By Edoh Sossa (Lomé, August 2008)

Depuis des années, l’enlèvement des ordures ménagères dans la ville de Lomé capitale du Togo pays situé en Afrique de l’ouest entre le 6e et le 11e degré de latitude nord a été réalisé par le secteur privé qui utilise des camions qui sillonnent les quartiers. Ce système allège la tâche aux agents, rend le service rapide et le travail plus digne. La crise qu’a connue le pays a conduit à la résiliation du contrat avec l’entreprise en charge de l’enlèvement des ordures à Lomé SOTOEMA (société togolaise d’enlèvement d’ordure ménagère et d’assainissement). En 1995, la Banque Mondiale dans sa stratégie de lutte contre la pauvreté par la création d’emplois, propose la charrette à traction humaine pour l’enlèvement des ordures dans la ville de Lomé. Pour manipuler une charrette, il faut trois personnes. Des jeunes diplômés sans emplois se sont regroupés pour se jeter dans l’activité.
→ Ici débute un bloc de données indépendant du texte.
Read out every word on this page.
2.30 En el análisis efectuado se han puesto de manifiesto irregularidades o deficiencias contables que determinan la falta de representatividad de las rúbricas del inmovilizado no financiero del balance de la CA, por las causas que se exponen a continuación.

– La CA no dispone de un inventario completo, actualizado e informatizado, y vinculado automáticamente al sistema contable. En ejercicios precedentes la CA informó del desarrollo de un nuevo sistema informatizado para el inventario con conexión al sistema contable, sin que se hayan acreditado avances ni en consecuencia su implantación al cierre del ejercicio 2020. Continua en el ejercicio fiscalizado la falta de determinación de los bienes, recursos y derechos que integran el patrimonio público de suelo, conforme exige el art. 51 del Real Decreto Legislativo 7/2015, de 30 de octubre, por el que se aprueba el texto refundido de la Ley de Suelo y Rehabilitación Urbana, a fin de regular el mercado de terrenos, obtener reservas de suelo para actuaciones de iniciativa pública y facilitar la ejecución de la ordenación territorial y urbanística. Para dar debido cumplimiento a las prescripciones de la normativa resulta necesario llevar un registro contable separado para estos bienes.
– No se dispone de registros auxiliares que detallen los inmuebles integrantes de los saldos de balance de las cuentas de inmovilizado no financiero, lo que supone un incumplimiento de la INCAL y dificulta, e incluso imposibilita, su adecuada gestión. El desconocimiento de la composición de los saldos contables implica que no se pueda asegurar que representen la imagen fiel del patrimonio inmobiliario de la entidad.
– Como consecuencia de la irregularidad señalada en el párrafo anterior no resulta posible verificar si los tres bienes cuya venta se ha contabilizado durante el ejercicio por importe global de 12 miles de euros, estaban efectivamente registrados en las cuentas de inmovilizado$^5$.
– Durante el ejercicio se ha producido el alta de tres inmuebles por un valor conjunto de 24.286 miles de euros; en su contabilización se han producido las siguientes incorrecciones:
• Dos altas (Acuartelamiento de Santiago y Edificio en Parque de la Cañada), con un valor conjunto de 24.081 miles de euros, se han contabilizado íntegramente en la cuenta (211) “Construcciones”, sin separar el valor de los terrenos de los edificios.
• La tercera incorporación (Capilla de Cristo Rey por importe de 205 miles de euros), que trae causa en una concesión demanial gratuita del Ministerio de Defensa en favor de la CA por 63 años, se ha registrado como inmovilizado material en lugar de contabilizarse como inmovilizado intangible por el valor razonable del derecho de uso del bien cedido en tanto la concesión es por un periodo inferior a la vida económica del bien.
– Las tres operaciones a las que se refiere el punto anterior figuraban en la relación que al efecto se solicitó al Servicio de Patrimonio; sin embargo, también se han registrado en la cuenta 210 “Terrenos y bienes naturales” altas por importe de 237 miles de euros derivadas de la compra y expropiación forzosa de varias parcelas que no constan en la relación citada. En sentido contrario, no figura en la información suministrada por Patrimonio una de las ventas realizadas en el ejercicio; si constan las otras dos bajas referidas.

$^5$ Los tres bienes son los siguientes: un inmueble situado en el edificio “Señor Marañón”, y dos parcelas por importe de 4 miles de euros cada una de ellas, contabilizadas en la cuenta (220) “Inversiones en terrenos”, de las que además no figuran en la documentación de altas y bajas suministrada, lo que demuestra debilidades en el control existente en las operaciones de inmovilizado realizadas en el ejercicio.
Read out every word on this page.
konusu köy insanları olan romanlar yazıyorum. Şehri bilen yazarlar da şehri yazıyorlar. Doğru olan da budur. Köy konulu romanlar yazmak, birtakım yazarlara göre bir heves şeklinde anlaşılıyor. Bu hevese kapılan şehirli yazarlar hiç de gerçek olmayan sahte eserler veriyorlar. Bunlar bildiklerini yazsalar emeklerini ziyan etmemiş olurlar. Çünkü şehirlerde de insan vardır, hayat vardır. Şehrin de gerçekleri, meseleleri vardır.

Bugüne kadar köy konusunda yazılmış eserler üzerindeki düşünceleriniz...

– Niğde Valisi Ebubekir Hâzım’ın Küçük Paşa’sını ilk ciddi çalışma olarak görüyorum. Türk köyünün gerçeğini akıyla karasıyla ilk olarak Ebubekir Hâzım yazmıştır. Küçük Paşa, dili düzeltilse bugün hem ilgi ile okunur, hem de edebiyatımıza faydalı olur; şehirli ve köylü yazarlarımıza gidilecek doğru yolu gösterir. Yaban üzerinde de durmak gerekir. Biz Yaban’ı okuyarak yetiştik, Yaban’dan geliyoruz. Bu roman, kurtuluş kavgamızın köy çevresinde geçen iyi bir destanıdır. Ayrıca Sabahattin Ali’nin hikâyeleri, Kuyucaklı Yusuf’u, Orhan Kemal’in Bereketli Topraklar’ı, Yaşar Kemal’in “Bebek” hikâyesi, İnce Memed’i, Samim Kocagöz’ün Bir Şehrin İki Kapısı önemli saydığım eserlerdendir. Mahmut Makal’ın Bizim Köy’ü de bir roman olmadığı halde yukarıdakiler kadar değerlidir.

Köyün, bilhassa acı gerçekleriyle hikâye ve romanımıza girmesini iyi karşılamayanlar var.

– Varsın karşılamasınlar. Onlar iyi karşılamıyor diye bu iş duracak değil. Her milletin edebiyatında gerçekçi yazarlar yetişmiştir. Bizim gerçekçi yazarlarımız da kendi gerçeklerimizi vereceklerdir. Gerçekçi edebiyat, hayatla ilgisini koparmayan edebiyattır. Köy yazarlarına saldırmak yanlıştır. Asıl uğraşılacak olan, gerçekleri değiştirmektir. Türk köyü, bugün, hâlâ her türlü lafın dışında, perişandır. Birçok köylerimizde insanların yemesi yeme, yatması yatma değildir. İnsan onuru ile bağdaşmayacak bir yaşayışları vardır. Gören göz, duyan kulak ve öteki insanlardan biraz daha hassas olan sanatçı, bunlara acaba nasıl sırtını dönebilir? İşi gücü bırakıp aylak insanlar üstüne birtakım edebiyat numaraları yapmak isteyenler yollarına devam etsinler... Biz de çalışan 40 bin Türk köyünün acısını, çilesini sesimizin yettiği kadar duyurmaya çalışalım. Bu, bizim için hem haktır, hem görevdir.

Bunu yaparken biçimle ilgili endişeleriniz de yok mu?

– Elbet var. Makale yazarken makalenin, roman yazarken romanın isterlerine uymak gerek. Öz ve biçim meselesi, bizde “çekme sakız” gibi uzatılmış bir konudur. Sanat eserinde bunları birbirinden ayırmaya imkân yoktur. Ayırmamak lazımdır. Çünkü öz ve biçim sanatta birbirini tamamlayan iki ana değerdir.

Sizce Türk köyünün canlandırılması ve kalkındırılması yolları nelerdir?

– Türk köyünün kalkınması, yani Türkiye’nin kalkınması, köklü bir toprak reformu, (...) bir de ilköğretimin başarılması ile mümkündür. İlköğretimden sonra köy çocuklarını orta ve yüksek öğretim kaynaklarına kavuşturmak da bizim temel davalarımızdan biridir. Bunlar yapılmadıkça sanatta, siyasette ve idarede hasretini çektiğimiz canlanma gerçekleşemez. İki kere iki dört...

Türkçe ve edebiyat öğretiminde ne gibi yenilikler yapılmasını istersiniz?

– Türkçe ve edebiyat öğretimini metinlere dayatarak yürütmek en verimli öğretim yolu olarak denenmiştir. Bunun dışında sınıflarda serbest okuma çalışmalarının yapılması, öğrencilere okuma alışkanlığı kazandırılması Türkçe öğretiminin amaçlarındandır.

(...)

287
Onze ans après, le constat est amer. Ce genre de travail épuise considérablement les agents. La tâche n’est pas aisée car pour desservir cent (100) abonnés, l’agent doit travailler 18 heures. Les revenus ne sont pas à la hauteur de la peine. Cette expérience a conduit les autorités municipales à initier le Projet Environnement Urbain de Lomé (PEUL) qui va rompre avec la pratique artisanale. Dans le cadre dudit projet, l’enlèvement des ordures sera assuré par des tracteurs et des camions à benne tasseuse. Ces engins remplaceront les charrettes à traction humaine.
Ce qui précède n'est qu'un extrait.